Above: Brian Cornell, Target CEO: "Our guests don’t want to have to make choices or tradeoffs"

The line between physical and digital in the grocery space continues to blur. And grocers are mistaken if they believe choosing one over the other is the key to winning.

But even the most innovative, up-to-date operator that embraces the blur is destined for failure if the shopper isn’t at the center of every decision it makes. That’s the message many shared at Shoptalk 2018, which took place March 18-21.

In fact, Brian Cornell, CEO of Minneapolis-based Target Corp., made the point a huge part of his keynote on the event’s first day: If a customer want to shop stores, Target has trained its associates and compensates them well to ensure a great experience. If that person wants to order online, Target has ramped up its ecommerce efforts and, though its purchase of Shipt, even uses people who love shopping Target to gather and deliver orders for other Target fans.

“Our guests don’t want to have to make choices or tradeoffs,” he told attendees, noting that Target patrons love to shop and want options. “Our job is to make it easier than ever. Make it more enjoyable. Make it more fun. Ensure every Target trip is worth the trip.”

"AR is going to create opportunities to present an abundance of data in a much easier way to digest for the customer." - Yael Cosset, chief digital officer, Kroger

Yael Cosset, chief digital officer of the Cincinnati-based Kroger Co., echoed the sentiment in an interview during his session at Grocerytalk – a Shoptalk track produced in partnership with Food Marketing Institute – noting that today, grocery retail isn’t about moving focus from brick-and-mortar to ecommerce, or vice versa. Instead, grocers must bring them together to mine new data and insights that, in the end, come back to the customer. He even assured attendees that contrary to popular belief, the faster that grocers adopt ecommerce, the more relevant their physical stores will be.

But customer interactions in each channel still need to be approached differently: When thinking about consumers’ appetite for information, satisfying the appetite online is easy, but not so much in the store, Cosset noted. Grocers must discover how to leverage augmented reality (AR) and mobile devices, giving customers access to a curated set of information.

“AR is going to create opportunities to present an abundance of data in a much easier way to digest for the customer,” he said.

Even in a category such as meal kits, physical and online are proving to rely on one other heavily as services struggle to survive, but the customer is always the focus. In a panel discussion, Kyle Ransford, CEO of El Segundo, Calif.-based meal-kit service Chef’d, noted during Grocerytalk that this year, the physical vertical will be bigger than online this year, as customers don’t look to meal kits as a seven-day-a-week solution and typically are wary of subscriptions.

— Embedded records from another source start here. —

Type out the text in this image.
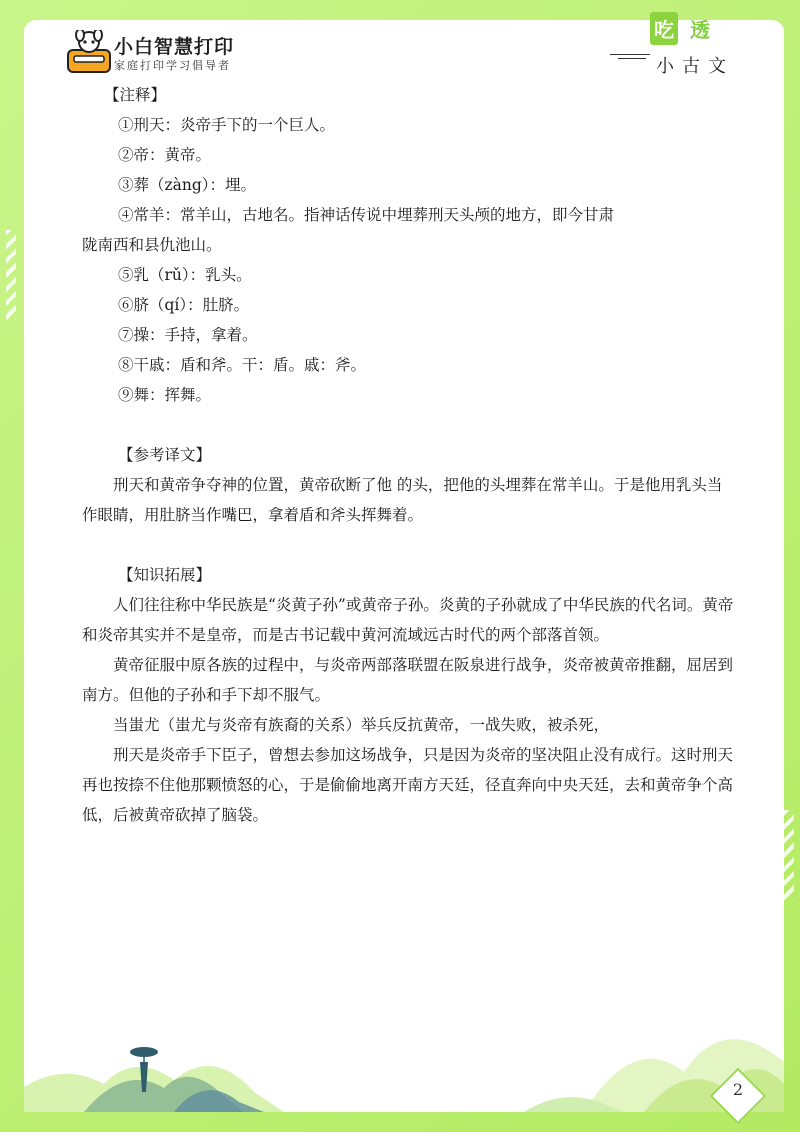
小白智慧打印
家庭打印学习倡导者
吃 透
小古文

【注释】

①刑天：炎帝手下的一个巨人。

②帝：黄帝。

③葬（zàng）：埋。

④常羊：常羊山，古地名。指神话传说中埋葬刑天头颅的地方，即今甘肃

陇南西和县仇池山。

⑤乳（rǔ）：乳头。

⑥脐（qí）：肚脐。

⑦操：手持，拿着。

⑧干戚：盾和斧。干：盾。戚：斧。

⑨舞：挥舞。

【参考译文】

刑天和黄帝争夺神的位置，黄帝砍断了他 的头，把他的头埋葬在常羊山。于是他用乳头当作眼睛，用肚脐当作嘴巴，拿着盾和斧头挥舞着。

【知识拓展】

人们往往称中华民族是“炎黄子孙”或黄帝子孙。炎黄的子孙就成了中华民族的代名词。黄帝和炎帝其实并不是皇帝，而是古书记载中黄河流域远古时代的两个部落首领。

黄帝征服中原各族的过程中，与炎帝两部落联盟在阪泉进行战争，炎帝被黄帝推翻，屈居到南方。但他的子孙和手下却不服气。

当蚩尤（蚩尤与炎帝有族裔的关系）举兵反抗黄帝，一战失败，被杀死，

刑天是炎帝手下臣子，曾想去参加这场战争，只是因为炎帝的坚决阻止没有成行。这时刑天再也按捺不住他那颗愤怒的心，于是偷偷地离开南方天廷，径直奔向中央天廷，去和黄帝争个高低，后被黄帝砍掉了脑袋。

2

That’s not to say, however, that online won’t play a critical role: Even though it has struck up partnerships to sell in the stores of such grocers as Gelson’s in Southern California and Tops Markets in the Northeast, Chef’d does a lot of business in small towns where residents might live 20 miles from a Walmart or Whole Foods. So while prepped ingredients and a recipe are the convenience factor for people in more populous areas, delivery is the bigger convenience for folks in remote locations.

Amazon Go VP Gianna Puerini (center) said that retailers looking to employ “just walk out” technology in their stores have to establish a sustainable business model that comes down to the customer

But whether it’s an AR experience in-store or ordering online from the comfort of one’s own home, technology can't be done merely for technology’s sake  – it has to serve the customer. This was especially stressed in a keynote presentation from Gianna Puerini and Dilip Kumar, VPs of one of the most controversial – yet most-watched – new concepts in the market: Amazon Go, the checkout-free convenience store from Seattle-based ecommerce giant Amazon that recently opened to the public, after a long delay, and is said to be planning expansion.

The store, which uses computer vision similar to that in self-driving cars to detect what customers take and charge them for it upon leaving, had problems being able to detect who was taking what when too many people were inside at once. To make the technology truly serve its customers, the team had to address three problems:

  1. The team had to pull off the tech in a way that makes it seamless and effortless.
  2. The concept required algorithms that are beyond state-of-the-art for its computer vision and machine learning to solve problems of who took what. It also required people to shop close to each other to test everything.
  3. The store needed a robust hardware and software infrastructure to support everything.

Puerini added that retailers looking to employ in their stores similar “just walk out” technology have to establish a sustainable business model that comes down to the customer. Grocers must ask themselves:

  • “Who is my customer?”
  • “What can I do to add value to their life?”
  • “What am I uniquely positioned to offer them?”
  • “If I’m not offering something unique, am I willing to build, buy or go another route to offer it?”

Unlike how many grocers today view it, technology isn't ultimately a sales tool, Amin Maredia, CEO of Phoenix-based Sprouts Farmers Market, said in his Grocerytalk presentation. Instead, it's a solution that simplifies the customer experience. And going forward, as they marry both the physical and the digital, grocers need to understand this truth.